Writer Carol Lawson has been interviewing Treganowan -- following her through her day. Treganowan starts her car. As it begins moving away from the curb, she says quietly, It's a miracle. And that remark is what we need to talk about today.

They arrive at one of the Transmissions by Lucille shops in Pittsburgh. Lucille Treganowan is an ace mechanic who specializes in transmission repair.

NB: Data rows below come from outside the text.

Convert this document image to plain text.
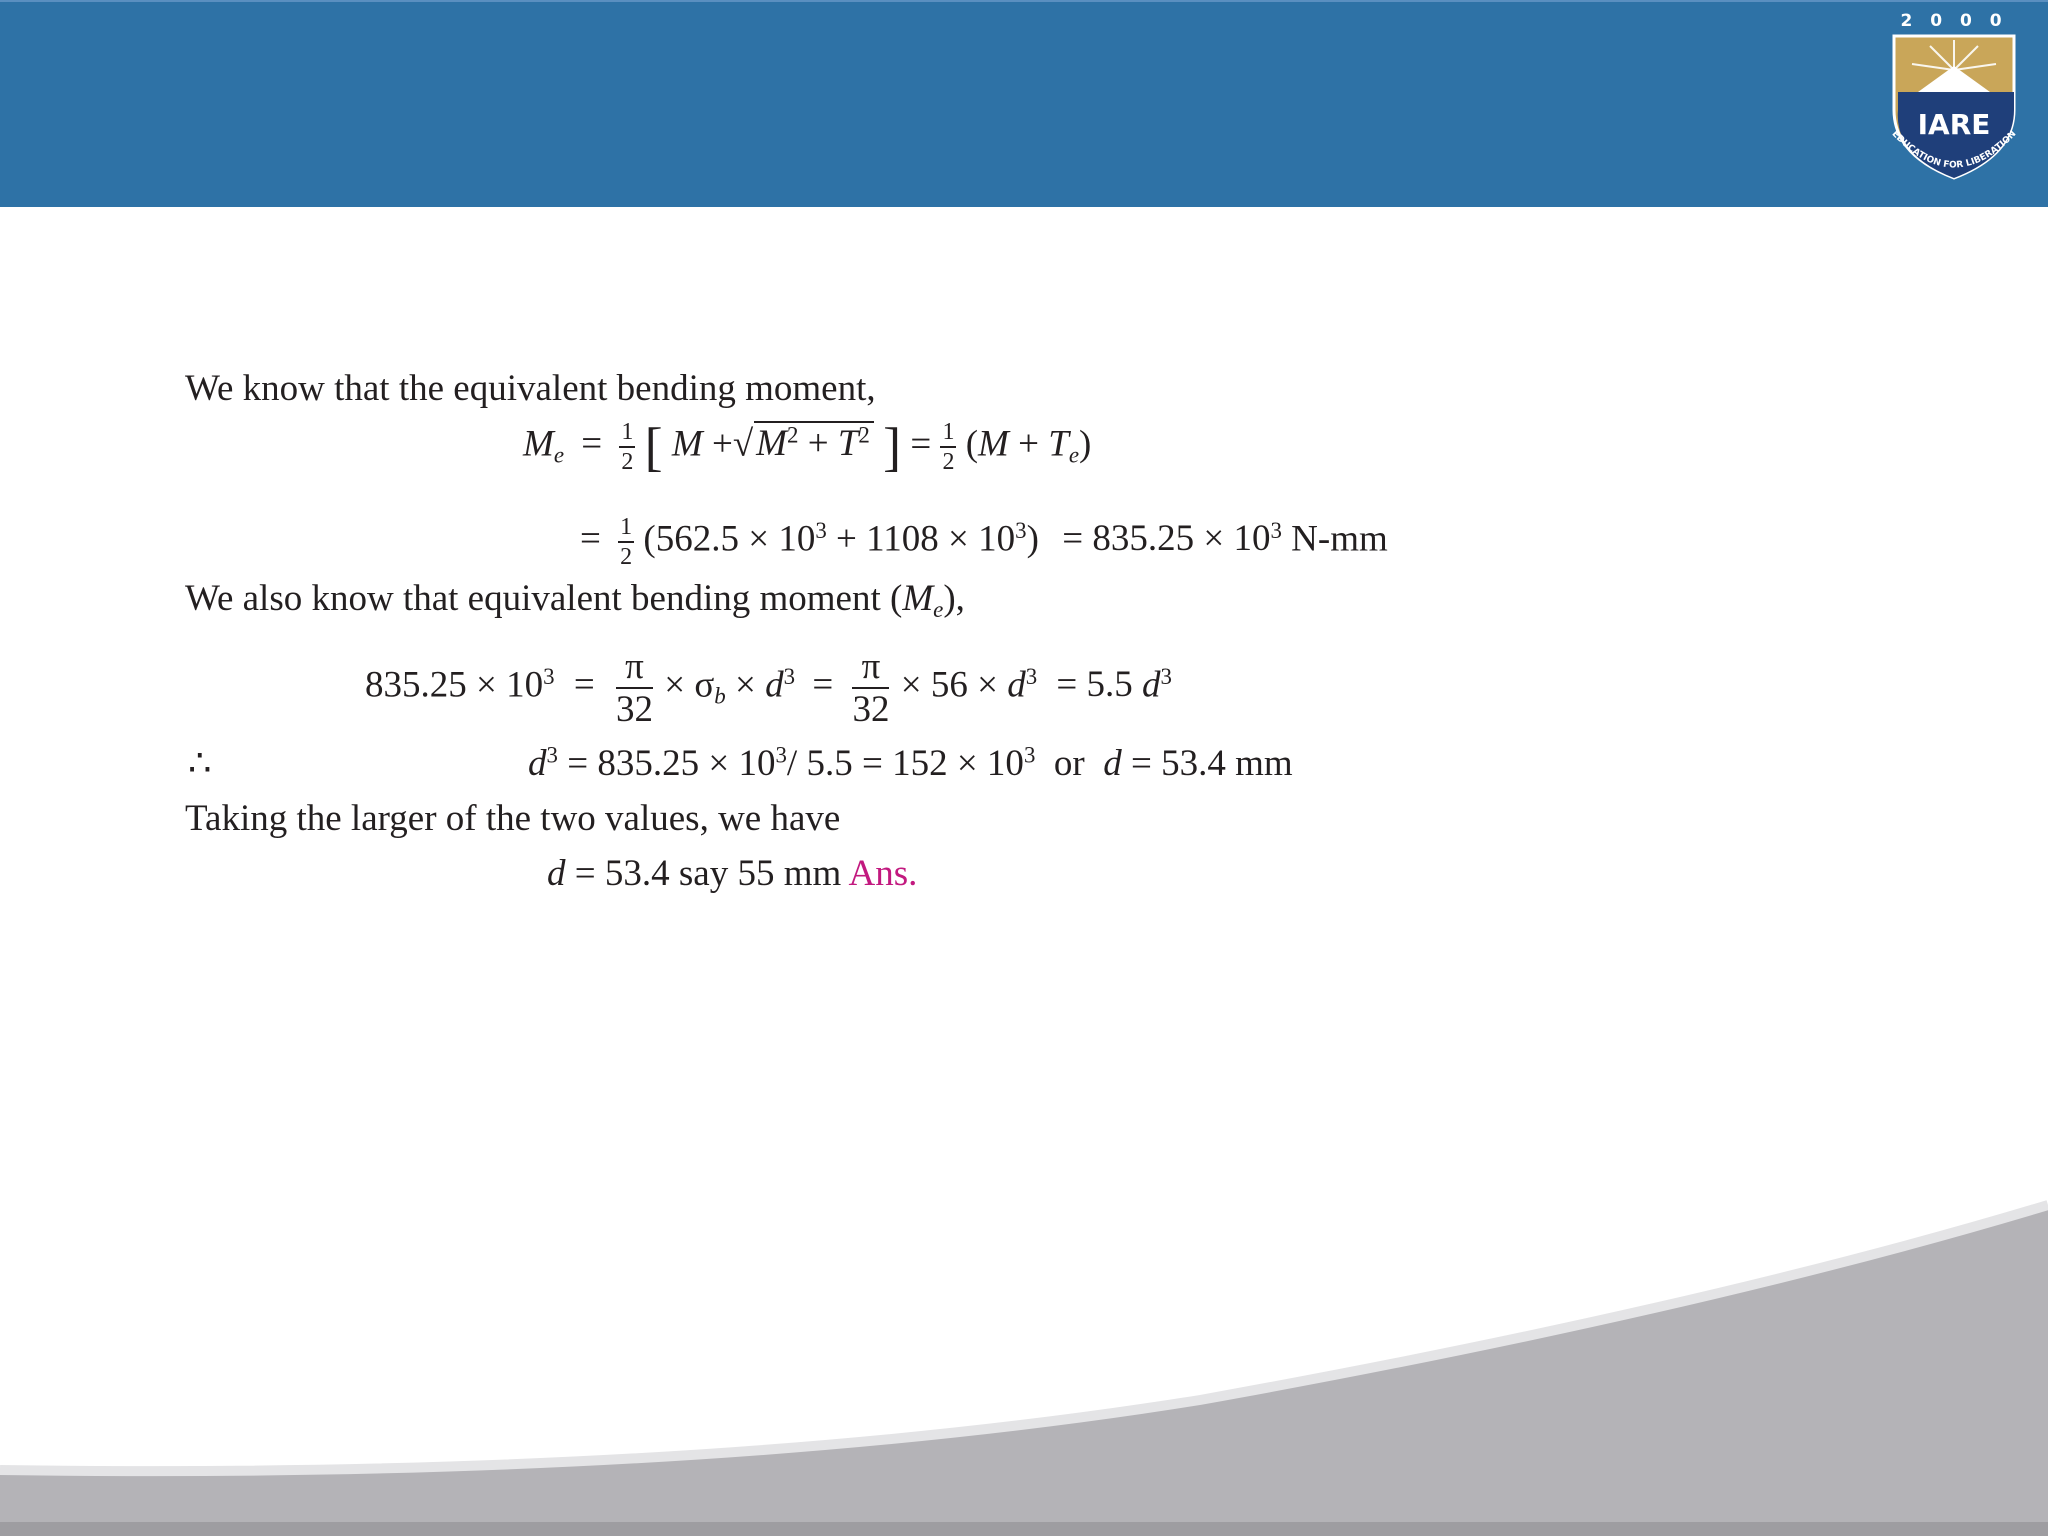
2 0 0 0
IARE
EDUCATION FOR LIBERATION
We know that the equivalent bending moment,
$M_e = \frac{1}{2}$ [ $M +√M^2 + T^2$ ] = $\frac{1}{2} (M + T_e)$
= $\frac{1}{2} (562.5 \times 10^3 + 1108 \times 10^3) = 835.25 \times 10^3$ N-mm
We also know that equivalent bending moment $(M_e)$,
$835.25 \times 10^3 = \frac{\pi}{32} \times \sigma_b \times d^3 = \frac{\pi}{32} \times 56 \times d^3 = 5.5$ $d^3$
∴	$d^3 = 835.25 \times 10^3/$ $5.5 = 152 \times 10^3$  or  d = 53.4 mm
Taking the larger of the two values, we have
d = 53.4 say 55 mm Ans.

Her story began with a divorce in 1960. She needed to support her three children so she found clerical work in an auto repair shop. At first, she found herself answering all the customers' questions with the same sentence: I don't know.

Treganowan knew nothing about cars. She'd never even been terribly interested in cars. But her father had been a plumber and he'd never let her get the idea there was anything mystical about the way things worked. One key phrase in Treganowan's story is [My father] treated me just like my two brothers.

So she decided to quit being ignorant. She studied how cars worked. By 1973 she knew enough that she was ready to go into business for herself. It's been hard for women to break into male preserves when they're a minority. But auto mechanics is an undiluted male world. Treganowan wasn't a minority. She was what mathematicians like to call an isolated singularity.

She was so improbable that the media gave her free advertising in the form of feature articles. She was soon a public figure -- first teaching one of those Powder Puff Mechanics courses, then hosting her own TV show: Lucille's Car Care Clinic.

But at the root of her success was something more important than ambition or even dedication. It was passionate mental engagement. Where other automobile problems can be obvious, automatic transmissions are mysterious. What goes wrong is hidden inside. Diagnosis means solving a mystery. She says something that is at once innocent and powerful about that process. She says,

To fix something and then drive down the street and have it shift perfectly -- boom, boom, boom -- makes me think, Wow!

And we're back to that It's a miracle remark. That's where Treganowan's strength lies. She looks at a machine and sees the miracle. In the end, her story isn't a story about gender after all. It's about understanding technology. For her success has come from savoring that love of mind and function -- which we build into all our best machines.

I'm John Lienhard, at the University of Houston, where we're interested in the way inventive minds work.

(Theme music)


Lawson, C., Enjoying Life's Miraculous Transmissions. The New York Times, Thursday, June 6, 1996, p. B3.